ABD, Batı’dan kaçan kanun kaçaklarının ülkesi.
Yerli halkların köklerini kazıyarak ve birbirlerinin gözlerini oyarak meydana getirdikleri devasa madde blokunun üzerine devletlerini inşa ettiler.
Yahudi Siyonizm’inin gökte arayıp yerde (ABD’de) bulduğu madde imparatorluğuydu bu.
El ele vererek dünyanın jandarmalığına (mafya) soyundular ve sınırsız mesafe kat ettiler.

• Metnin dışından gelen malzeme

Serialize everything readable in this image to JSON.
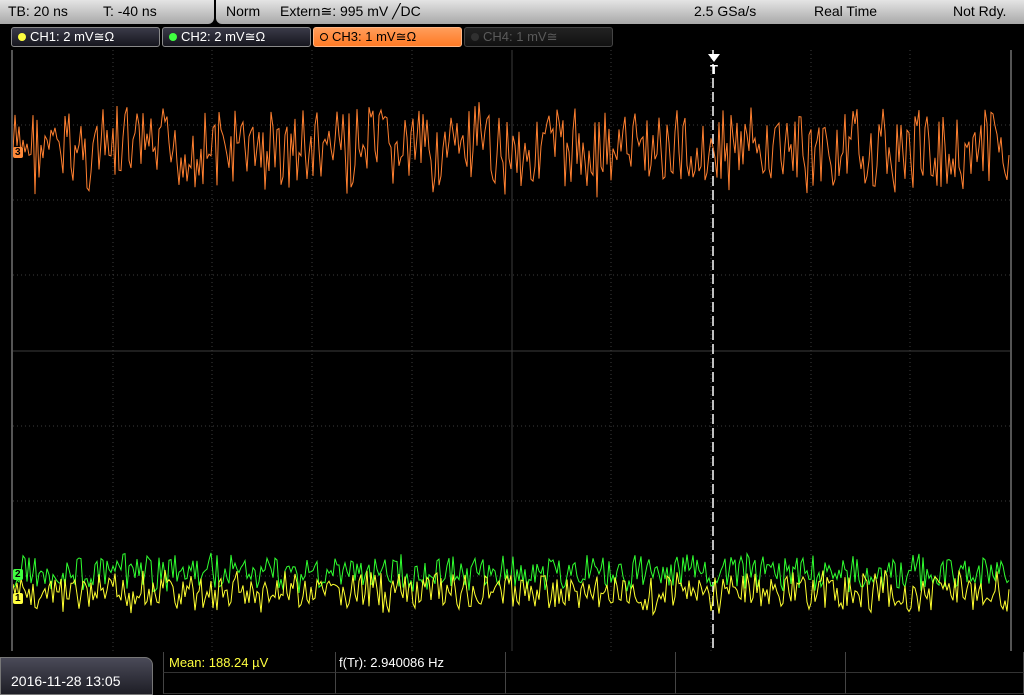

Dünyanın bölüşümünde Türkiye, Sovyetler’in tehdidi karşısında, sözde, hürriyetçi kanatta, yani ABD ekseninde kaldı.
Bize bahşedilen (!) özgürlüğün ne menem şey olduğunu, devletimizin resmi ve sivil tüm kurum ve kuruluşlarının kılcallarına değin nüfuz etmek suretiyle ve üst üste yaptırdıkları darbelerle gösterdiler.

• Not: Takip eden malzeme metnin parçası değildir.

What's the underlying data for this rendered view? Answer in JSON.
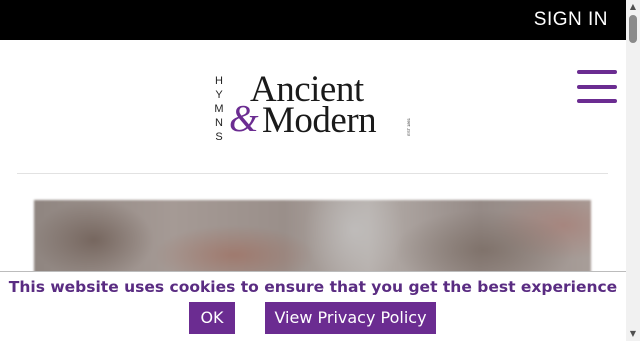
{
  "header": {
    "sign_in_label": "SIGN IN"
  },
  "logo": {
    "hymns_letters": [
      "H",
      "Y",
      "M",
      "N",
      "S"
    ],
    "ancient": "Ancient",
    "ampersand": "&",
    "modern": "Modern",
    "est": "EST 1861"
  },
  "menu": {
    "icon": "hamburger-menu-icon"
  },
  "cookie_banner": {
    "message": "This website uses cookies to ensure that you get the best experience",
    "ok_label": "OK",
    "privacy_label": "View Privacy Policy"
  },
  "colors": {
    "brand_purple": "#6b2c91",
    "topbar": "#000000"
  }
}
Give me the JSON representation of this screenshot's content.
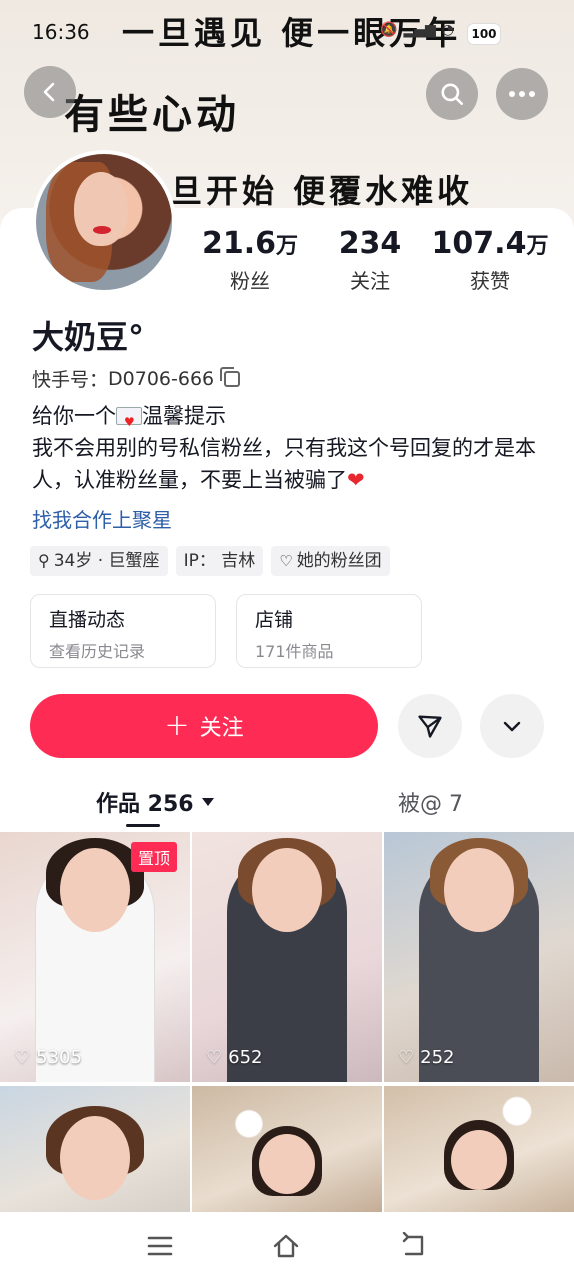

Elimize tutturdukları elma şekerini seneler senesi yalattılar ve biz, bu şekerden elimizde yalnızca sapının kaldığını ancak 15 Temmuz’daki alçak darbe girişimiyle fark edebildik!
Türkiye, yeniden bir bağımsızlık savaşı vermenin gayretleriyle çırpınıyor ve devleti millilik adına yeniden kurguluyor.

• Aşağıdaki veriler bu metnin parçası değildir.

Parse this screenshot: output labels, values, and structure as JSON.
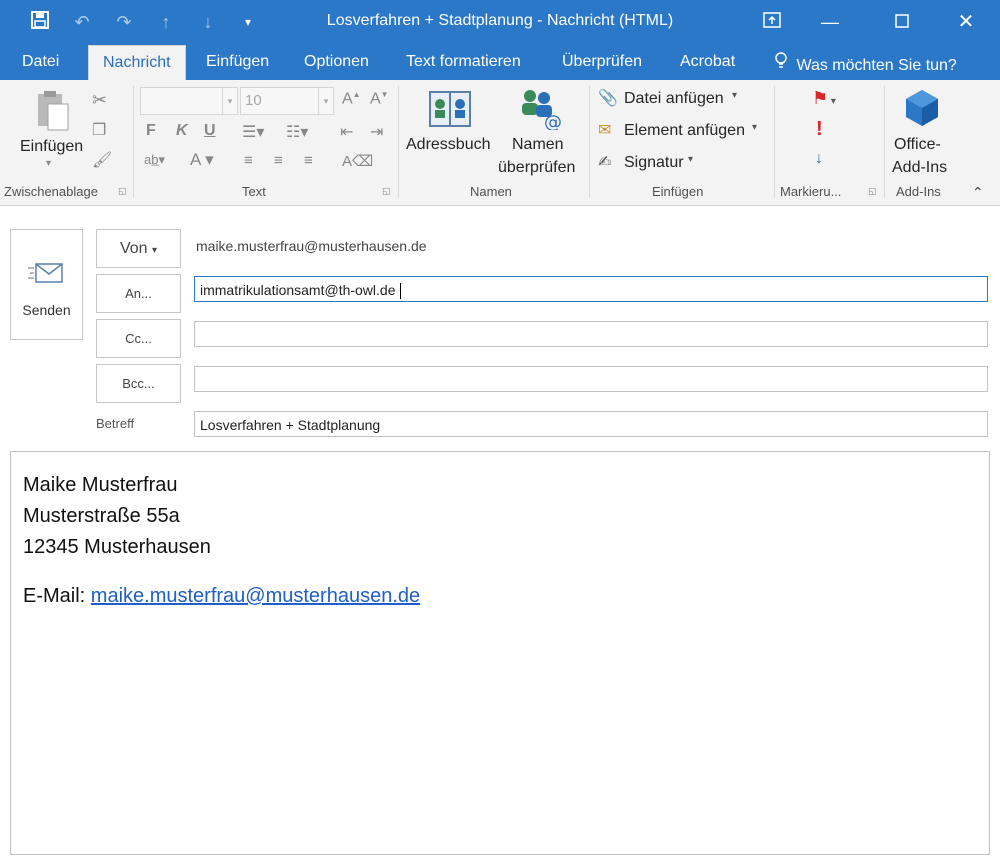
{
  "window": {
    "title": "Losverfahren + Stadtplanung - Nachricht (HTML)"
  },
  "menu": {
    "tabs": [
      "Datei",
      "Nachricht",
      "Einfügen",
      "Optionen",
      "Text formatieren",
      "Überprüfen",
      "Acrobat"
    ],
    "tell_me": "Was möchten Sie tun?"
  },
  "ribbon": {
    "clipboard": {
      "paste_label": "Einfügen",
      "group_label": "Zwischenablage"
    },
    "text": {
      "font_size": "10",
      "group_label": "Text"
    },
    "names": {
      "addressbook_label": "Adressbuch",
      "check_names_label_1": "Namen",
      "check_names_label_2": "überprüfen",
      "group_label": "Namen"
    },
    "insert": {
      "attach_file": "Datei anfügen",
      "attach_item": "Element anfügen",
      "signature": "Signatur",
      "group_label": "Einfügen"
    },
    "tags": {
      "group_label": "Markieru..."
    },
    "addins": {
      "label_1": "Office-",
      "label_2": "Add-Ins",
      "group_label": "Add-Ins"
    }
  },
  "compose": {
    "send_label": "Senden",
    "from_label": "Von",
    "from_value": "maike.musterfrau@musterhausen.de",
    "to_label": "An...",
    "to_value": "immatrikulationsamt@th-owl.de",
    "cc_label": "Cc...",
    "cc_value": "",
    "bcc_label": "Bcc...",
    "bcc_value": "",
    "subject_label": "Betreff",
    "subject_value": "Losverfahren + Stadtplanung"
  },
  "body": {
    "name": "Maike Musterfrau",
    "street": "Musterstraße 55a",
    "city": "12345 Musterhausen",
    "email_prefix": "E-Mail: ",
    "email_link": "maike.musterfrau@musterhausen.de"
  },
  "colors": {
    "accent": "#2b78c8",
    "ribbon_bg": "#f3f3f3",
    "link": "#1f5fc7"
  }
}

Bir kısmımız ve özellikle vaktiyle dış mihraklarla ortak iş tutan içimizdeki vesayet odakları, bu denli milli hamleleri anlamıyor ve rejim deşiyor diyerek ateş püskürüyor ama nafile.
Uyutulan (uyuyan) dev uyandı; tıpkı eskiden olduğu gibi, tek başına da kalsa, mazlumların sesi ve yegâne umudu olarak uyandı.
Tüm haksızlıklara başkaldırıyor ve “Dünya beşten büyüktür!” diye haykırıyor.
Türkiye’miz beka mücadelesindeyken, dost ve müttefikimiz (!) ABD’nin başına, devlet terbiyesinden uluslararası diplomasiden ve hepsinden önemlisi, insanlıktan nasibini almamış ve her şeyi para ve para gücünü her şeyin üstünde gören bir adam (Trump) geçti.
İşte bu Trump, tüm dünyayı bir şirket, kendisini de bu şirketin patronu görerek, sosyal medya üzerinden (attığı tweet’ler) ve üstelik mafyavâri tehditlerle yönetmeye kalkıyor.
Göreve gelir gelmez, önceleri Rusya, Kuzey Kore ve şimdilerde ise İran ve Türkiye demeye başladı.
Kendi ülkesindeki katil Kardinal’i (FETÖ) ve sürüsünü görmezden gelip, bizim ülkemizdeki papaz (!) Brunson’ı diline pelesenk eden ve onun üzerinden Türkiye’ye yaptırım tehditleri savuran Trump, şunu bilsin ki parmak sallanılan Türkiye çok eskilerde kaldı.
Sayın Erdoğan’ın ifade ettiği gibi, Türkiye göbeğinden ABD’ye bağlı bir ülke değil.
Evet... Şimdiye kadar, Türkiye’yi köpeksiz köy görüp, değneksiz dolaştınız ama buraya kadar.
Türkiye artık sahipsiz de değil. En az sizin kadar sahipli, onurlu ve uluslararası camiada saygın bir ülke.
Bundan böyle kendinize karşı nasıl davranılmasını istiyorsanız, Türkiye’ye de öyle davranacaksınız!
Aksi halde, kendiniz söyler kendiniz işitirsiniz!
Bir şey de yapmak isterseniz, karşılığını misliyle görürsünüz!
Türkiye’nin dostluğu ABD’nin dostluğuna benzemez, yani hep almayı öngörmez. İyi günde de kötü günde de dosttur.
Dostluğu ne kadar kıymetli ise düşmanlığı da bir o kadar tehlikelidir.
Ha, yaptırımlarınız mı?
Bilesiniz ki onlar bizi kamçılar, saflarımızı sıklaştırır ve şaha kaldırır!